July 1, 2026

The /dr-status Command — Task State at a Glance

How /dr-status surfaces active tasks, backlog counts, and recently completed work in a single read-only call — the starting point for any Datarim session.

Before touching a task, an agent needs to know what is active, what is waiting, and what was just finished. /dr-status answers all three questions without writing a single byte to disk.

It is the recommended first command for any new session: a quick scan to orient before picking up work or starting something new.

What it shows

The output has three sections. The first lists every active task parsed from activeContext.md — each entry shows a task ID, its current status, priority tier, complexity level, and a short title capped at 80 characters. If nothing is active, it says so explicitly.

The second section counts backlog items by status: pending, blocked-pending, and cancelled.

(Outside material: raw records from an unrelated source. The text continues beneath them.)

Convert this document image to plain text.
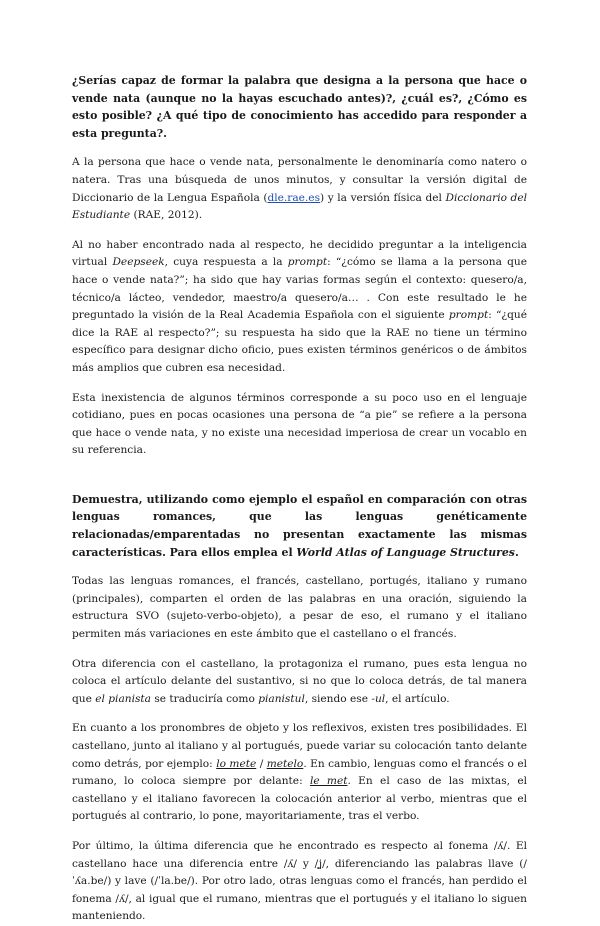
¿Serías capaz de formar la palabra que designa a la persona que hace o vende nata (aunque no la hayas escuchado antes)?, ¿cuál es?, ¿Cómo es esto posible? ¿A qué tipo de conocimiento has accedido para responder a esta pregunta?.

A la persona que hace o vende nata, personalmente le denominaría como natero o natera. Tras una búsqueda de unos minutos, y consultar la versión digital de Diccionario de la Lengua Española (dle.rae.es) y la versión física del Diccionario del Estudiante (RAE, 2012).

Al no haber encontrado nada al respecto, he decidido preguntar a la inteligencia virtual Deepseek, cuya respuesta a la prompt: “¿cómo se llama a la persona que hace o vende nata?”; ha sido que hay varias formas según el contexto: quesero/a, técnico/a lácteo, vendedor, maestro/a quesero/a… . Con este resultado le he preguntado la visión de la Real Academia Española con el siguiente prompt: “¿qué dice la RAE al respecto?”; su respuesta ha sido que la RAE no tiene un término específico para designar dicho oficio, pues existen términos genéricos o de ámbitos más amplios que cubren esa necesidad.

Esta inexistencia de algunos términos corresponde a su poco uso en el lenguaje cotidiano, pues en pocas ocasiones una persona de “a pie” se refiere a la persona que hace o vende nata, y no existe una necesidad imperiosa de crear un vocablo en su referencia.

Demuestra, utilizando como ejemplo el español en comparación con otras lenguas romances, que las lenguas genéticamente relacionadas/emparentadas no presentan exactamente las mismas características. Para ellos emplea el World Atlas of Language Structures.

Todas las lenguas romances, el francés, castellano, portugés, italiano y rumano (principales), comparten el orden de las palabras en una oración, siguiendo la estructura SVO (sujeto-verbo-objeto), a pesar de eso, el rumano y el italiano permiten más variaciones en este ámbito que el castellano o el francés.

Otra diferencia con el castellano, la protagoniza el rumano, pues esta lengua no coloca el artículo delante del sustantivo, si no que lo coloca detrás, de tal manera que el pianista se traduciría como pianistul, siendo ese -ul, el artículo.

En cuanto a los pronombres de objeto y los reflexivos, existen tres posibilidades. El castellano, junto al italiano y al portugués, puede variar su colocación tanto delante como detrás, por ejemplo: lo mete / metelo. En cambio, lenguas como el francés o el rumano, lo coloca siempre por delante: le met. En el caso de las mixtas, el castellano y el italiano favorecen la colocación anterior al verbo, mientras que el portugués al contrario, lo pone, mayoritariamente, tras el verbo.

Por último, la última diferencia que he encontrado es respecto al fonema /ʎ/. El castellano hace una diferencia entre /ʎ/ y /ʝ/, diferenciando las palabras llave (/ˈʎa.be/) y lave (/ˈla.be/). Por otro lado, otras lenguas como el francés, han perdido el fonema /ʎ/, al igual que el rumano, mientras que el portugués y el italiano lo siguen manteniendo.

No full enumeration — just the numbers, so the operator can gauge load without reading the whole backlog.

The third section lists recently completed tasks. Rather than reading a stored field, /dr-status scans the documentation/archive/ tree sorted by modification time and takes the five most recent entries by default. The --recent N flag raises or lowers that count (1–50).

One concrete example

A session opens after an overnight break. The agent runs /dr-status and sees two active tasks: one in the DO phase and one waiting at QA. The backlog shows seven pending items. Two archive files are listed as recently completed. From that single read, the agent knows exactly where to resume — and which backlog items are next in line.

When multiple tasks are active

With more than one active task, /dr-status expands into Variant B mode: every active task appears in the call-to-action menu, each with the command that continues its current pipeline phase. The operator picks one, and the next command resumes from there. This makes /dr-status the discovery surface for parallel work — the place to see all threads at once before committing to any one of them.

What it never does

The command is strictly read-only. It writes nothing, modifies no state, and never prompts for input. Its job ends the moment the summary is printed. For deeper task inspection, /dr-status loads the full task description lazily — only when the operator explicitly asks for detail, avoiding unnecessary file reads during routine orientation.